Providing some instances, Bhavin Turakhia, CEO, Zeta & Flock shared that the meal allowance is only INR 50 per day; while children education allowance has a limit of just INR 100 per month and the driver salary limit is only INR 900 per month. “It would be of great benefit for the salaried people employees if the Union Budget 2019 considers increasing the limit of such employee tax benefits,” he expressed.
Each budget needs to introduce measures for long term economic benefits. Salaried class is the engine that drives the economy. The increase in income tax exemption limit will lead to more disposable income in consumers’ hands as they will have more to spend on consumer goods.
“For a country like India where the middle class is heavily taxed with direct and indirect taxes, increase in exemption limit will ensure that the lower-to-mid middle class will be less burdened - while directly contributing to the economic growth of the country. Adjusted to inflation, growth,” Ambud Sharma, Founder at Escaro Royale.

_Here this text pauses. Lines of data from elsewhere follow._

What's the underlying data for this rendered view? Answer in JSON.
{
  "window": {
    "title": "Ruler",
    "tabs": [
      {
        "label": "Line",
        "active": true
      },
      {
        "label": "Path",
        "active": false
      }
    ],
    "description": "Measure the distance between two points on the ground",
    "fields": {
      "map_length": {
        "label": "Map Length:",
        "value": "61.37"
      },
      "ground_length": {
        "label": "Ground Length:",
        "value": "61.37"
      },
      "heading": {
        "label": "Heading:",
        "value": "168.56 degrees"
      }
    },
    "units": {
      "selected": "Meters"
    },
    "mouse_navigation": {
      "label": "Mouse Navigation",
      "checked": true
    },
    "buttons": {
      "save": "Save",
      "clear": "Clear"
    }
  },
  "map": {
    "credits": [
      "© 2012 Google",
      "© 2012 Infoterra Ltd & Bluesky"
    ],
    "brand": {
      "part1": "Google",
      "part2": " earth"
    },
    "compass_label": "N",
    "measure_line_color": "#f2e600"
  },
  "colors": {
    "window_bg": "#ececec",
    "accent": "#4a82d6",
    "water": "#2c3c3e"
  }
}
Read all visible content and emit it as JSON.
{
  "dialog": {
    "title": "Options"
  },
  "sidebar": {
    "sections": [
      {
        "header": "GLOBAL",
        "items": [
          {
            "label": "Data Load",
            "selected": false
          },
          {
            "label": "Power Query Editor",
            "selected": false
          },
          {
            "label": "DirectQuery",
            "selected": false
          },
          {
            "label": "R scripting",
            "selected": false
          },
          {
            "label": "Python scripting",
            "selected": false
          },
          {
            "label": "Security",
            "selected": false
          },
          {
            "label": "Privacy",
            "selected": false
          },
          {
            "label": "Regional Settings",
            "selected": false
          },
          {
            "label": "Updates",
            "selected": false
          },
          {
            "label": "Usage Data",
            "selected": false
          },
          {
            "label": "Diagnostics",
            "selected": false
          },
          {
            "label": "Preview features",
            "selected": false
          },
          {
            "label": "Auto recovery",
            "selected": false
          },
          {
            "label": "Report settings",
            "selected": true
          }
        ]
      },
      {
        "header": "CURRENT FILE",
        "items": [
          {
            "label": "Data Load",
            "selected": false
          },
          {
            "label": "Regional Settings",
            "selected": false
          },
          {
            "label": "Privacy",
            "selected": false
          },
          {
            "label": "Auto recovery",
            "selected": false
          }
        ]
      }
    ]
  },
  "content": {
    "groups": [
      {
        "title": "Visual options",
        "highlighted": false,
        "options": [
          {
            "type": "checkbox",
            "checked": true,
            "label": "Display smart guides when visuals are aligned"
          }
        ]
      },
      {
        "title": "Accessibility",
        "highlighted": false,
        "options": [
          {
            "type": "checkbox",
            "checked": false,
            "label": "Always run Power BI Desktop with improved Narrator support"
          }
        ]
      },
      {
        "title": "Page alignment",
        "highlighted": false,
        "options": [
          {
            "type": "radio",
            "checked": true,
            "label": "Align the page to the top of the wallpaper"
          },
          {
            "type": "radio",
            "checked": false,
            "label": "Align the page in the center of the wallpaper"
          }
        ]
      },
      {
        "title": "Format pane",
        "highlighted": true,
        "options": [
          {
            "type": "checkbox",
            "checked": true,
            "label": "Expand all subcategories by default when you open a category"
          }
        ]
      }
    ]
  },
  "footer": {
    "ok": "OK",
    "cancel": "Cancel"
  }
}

The nation is now adopting the startup culture like never before, hence creating ample of job opportunities. Youngsters fresh out of college without much experience are joining the innovative ventures on fewer salaries. The high tax slabs, however, end up forcing them to join corporates and MNCs to meet their requirements.
Considering that startups do not earn much in their initial business years, “we expect that the government can lower the income tax slabs for startup employees who will aid startups to reduce costs,” requested Manas Mehrotra, Chairman, 315 Work Avenue.
The entire nation including the salaried employees are eyeing Nirmala Sitharaman’s maiden budget on July 5. It would be interesting to see what the new Finance Minister has in store for her hopeful countrymen.